野島 まったくないです。われわれは「月額会員制保守サービス」と言っていました。
当時、いろいろなデジタル機器が登場するようになって、パソコンの接続方法や修理に関する問い合わせや、エクセルやワードの使い方を教えてほしいといった問い合わせが多くなってきました。要するに、ちょこちょこした細かい問い合わせが多くなってきまして、その度にお客様から1千円ください、2千円くださいと言うのでは、お客様も大変だし、スタッフの負担も大きくなると。
そこで、お客様からの細かい要望や問い合わせにもしっかり対応できるようにと考え、定額で一定のお金をいただくようにしました。要は、ゴルフ場の会員と同じで、当社の会員ですから何回来てもいいと。ですから、わたしは月額保守サービスではなく、会員制にこだわりました。
そういうことで、2006年11月からパソコンの月額会員制保守サービスを本格展開するようになったのです。
―― ポイントはこの会員制なんですね。
野島 そうです。ただ、当初は月額会員制保守サービスと言っても、なかなか分かってもらえなくて、今でこそサブスクリプションと言えばイメージできるのかもしれませんが、当時はこうしたビジネスモデル自体が存在していませんでしたから、外部の方に説明するのが大変でした。

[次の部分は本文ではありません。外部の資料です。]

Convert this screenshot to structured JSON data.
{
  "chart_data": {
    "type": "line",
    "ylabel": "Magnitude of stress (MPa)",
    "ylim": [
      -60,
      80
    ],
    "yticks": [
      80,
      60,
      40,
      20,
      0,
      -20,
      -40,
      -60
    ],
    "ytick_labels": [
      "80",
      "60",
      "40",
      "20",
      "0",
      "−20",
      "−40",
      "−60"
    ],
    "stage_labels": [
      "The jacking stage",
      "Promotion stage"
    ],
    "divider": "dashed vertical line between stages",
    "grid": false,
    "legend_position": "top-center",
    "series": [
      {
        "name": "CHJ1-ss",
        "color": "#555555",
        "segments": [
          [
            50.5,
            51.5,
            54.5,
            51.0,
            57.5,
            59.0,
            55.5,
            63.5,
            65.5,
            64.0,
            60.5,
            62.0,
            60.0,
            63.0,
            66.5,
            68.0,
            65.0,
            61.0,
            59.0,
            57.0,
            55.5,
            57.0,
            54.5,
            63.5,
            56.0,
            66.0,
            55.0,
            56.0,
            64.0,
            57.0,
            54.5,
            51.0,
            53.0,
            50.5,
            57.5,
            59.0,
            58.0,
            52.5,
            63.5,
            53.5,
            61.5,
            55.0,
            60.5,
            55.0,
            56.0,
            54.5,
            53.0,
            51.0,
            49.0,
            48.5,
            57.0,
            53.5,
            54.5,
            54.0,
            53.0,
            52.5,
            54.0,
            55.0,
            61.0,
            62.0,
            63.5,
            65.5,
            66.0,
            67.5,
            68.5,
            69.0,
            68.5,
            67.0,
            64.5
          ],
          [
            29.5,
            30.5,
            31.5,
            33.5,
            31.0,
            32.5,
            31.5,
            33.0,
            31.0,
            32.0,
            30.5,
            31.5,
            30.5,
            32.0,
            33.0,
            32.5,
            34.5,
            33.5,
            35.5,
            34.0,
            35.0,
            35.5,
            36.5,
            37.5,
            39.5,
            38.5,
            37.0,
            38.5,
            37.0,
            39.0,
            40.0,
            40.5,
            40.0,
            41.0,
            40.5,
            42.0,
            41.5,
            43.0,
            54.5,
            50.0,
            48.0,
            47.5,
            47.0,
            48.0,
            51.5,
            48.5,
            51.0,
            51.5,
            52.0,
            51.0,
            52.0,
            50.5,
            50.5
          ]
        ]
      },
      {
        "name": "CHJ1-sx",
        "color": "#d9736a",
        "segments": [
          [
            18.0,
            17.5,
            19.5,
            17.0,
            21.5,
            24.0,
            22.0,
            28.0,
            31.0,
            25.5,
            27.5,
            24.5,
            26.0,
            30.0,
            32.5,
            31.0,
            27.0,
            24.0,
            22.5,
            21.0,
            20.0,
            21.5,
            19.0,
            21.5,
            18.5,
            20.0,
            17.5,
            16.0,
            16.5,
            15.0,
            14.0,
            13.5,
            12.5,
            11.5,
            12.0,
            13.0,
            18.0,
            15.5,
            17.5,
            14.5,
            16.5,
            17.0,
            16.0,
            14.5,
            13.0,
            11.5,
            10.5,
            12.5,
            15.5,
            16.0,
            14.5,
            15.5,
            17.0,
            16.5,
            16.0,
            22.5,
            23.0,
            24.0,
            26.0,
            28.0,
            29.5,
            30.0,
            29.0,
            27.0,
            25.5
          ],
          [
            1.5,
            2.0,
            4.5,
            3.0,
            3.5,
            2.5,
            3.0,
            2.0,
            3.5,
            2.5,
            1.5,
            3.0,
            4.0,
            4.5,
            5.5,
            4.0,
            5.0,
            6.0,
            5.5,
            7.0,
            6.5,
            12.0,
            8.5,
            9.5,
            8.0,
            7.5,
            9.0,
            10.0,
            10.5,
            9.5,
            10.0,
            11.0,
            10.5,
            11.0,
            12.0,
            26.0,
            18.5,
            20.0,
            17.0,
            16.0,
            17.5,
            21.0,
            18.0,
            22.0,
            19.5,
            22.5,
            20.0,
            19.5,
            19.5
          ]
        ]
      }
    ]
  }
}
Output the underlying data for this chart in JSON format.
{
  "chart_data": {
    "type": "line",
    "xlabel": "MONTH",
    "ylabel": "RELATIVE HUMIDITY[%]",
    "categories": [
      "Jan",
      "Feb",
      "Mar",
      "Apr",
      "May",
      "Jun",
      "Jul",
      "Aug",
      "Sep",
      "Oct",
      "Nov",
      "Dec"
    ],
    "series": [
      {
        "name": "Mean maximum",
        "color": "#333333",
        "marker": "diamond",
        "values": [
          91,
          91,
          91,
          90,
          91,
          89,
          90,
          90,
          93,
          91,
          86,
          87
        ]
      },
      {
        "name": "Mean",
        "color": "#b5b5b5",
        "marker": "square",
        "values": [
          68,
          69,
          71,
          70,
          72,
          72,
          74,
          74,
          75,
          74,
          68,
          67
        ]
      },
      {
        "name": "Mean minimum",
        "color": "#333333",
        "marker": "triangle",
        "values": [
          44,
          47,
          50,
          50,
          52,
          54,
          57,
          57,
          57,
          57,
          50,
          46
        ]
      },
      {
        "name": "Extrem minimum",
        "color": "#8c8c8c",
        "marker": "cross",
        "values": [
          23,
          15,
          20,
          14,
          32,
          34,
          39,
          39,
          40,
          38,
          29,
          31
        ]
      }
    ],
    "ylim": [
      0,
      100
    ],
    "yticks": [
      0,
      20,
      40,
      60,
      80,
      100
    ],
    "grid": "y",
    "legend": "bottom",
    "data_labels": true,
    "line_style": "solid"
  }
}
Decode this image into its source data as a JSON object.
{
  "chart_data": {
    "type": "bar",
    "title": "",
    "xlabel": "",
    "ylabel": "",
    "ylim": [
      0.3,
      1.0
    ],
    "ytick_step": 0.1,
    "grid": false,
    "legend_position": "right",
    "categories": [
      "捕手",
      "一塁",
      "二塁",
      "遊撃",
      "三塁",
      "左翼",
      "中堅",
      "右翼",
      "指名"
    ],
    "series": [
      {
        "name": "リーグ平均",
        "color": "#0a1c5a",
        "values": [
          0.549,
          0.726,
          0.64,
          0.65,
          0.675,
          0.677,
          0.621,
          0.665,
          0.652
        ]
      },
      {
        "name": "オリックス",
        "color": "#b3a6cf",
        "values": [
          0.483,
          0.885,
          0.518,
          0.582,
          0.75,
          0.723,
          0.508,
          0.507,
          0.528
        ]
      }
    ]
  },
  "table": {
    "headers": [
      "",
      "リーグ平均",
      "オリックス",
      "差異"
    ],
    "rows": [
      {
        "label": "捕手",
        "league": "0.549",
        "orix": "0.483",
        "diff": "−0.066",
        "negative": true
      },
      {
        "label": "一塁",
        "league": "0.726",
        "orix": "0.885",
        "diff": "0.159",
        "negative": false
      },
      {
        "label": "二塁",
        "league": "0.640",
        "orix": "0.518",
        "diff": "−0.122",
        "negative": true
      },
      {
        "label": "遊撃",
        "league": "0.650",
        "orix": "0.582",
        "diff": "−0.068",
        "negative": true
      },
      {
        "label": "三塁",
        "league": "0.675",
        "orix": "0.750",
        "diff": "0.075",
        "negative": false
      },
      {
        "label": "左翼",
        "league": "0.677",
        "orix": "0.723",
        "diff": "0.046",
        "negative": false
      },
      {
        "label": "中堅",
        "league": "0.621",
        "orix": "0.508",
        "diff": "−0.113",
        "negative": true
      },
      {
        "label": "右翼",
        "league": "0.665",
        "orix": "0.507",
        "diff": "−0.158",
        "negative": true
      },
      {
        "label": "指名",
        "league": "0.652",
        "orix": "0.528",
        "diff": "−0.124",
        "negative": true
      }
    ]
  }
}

もちろん、日頃ご利用いただくお客様は理解してくれましたけど、それでも中にはPCデポの保険に入っていると勘違いしているような方もいらっしゃいまして、きちんと説明して、理解してもらうのに時間がかかりましたね。
―― そうやって考えると、全ての事業がつながってきますね。
野島 ええ。わたしはどれだけデジタル技術が発達しても、最後に残るのは人と人とをつなぐ仕事だと考えています。ですから、単にデジタル機器を修理するだけではなく、お客様の生活をデジタルによって豊かなものにすることが使命だと。
やはり、電器屋さんとも違う、また、携帯ショップとも違う、お客様にとってなくては困る存在でありたいと考えています。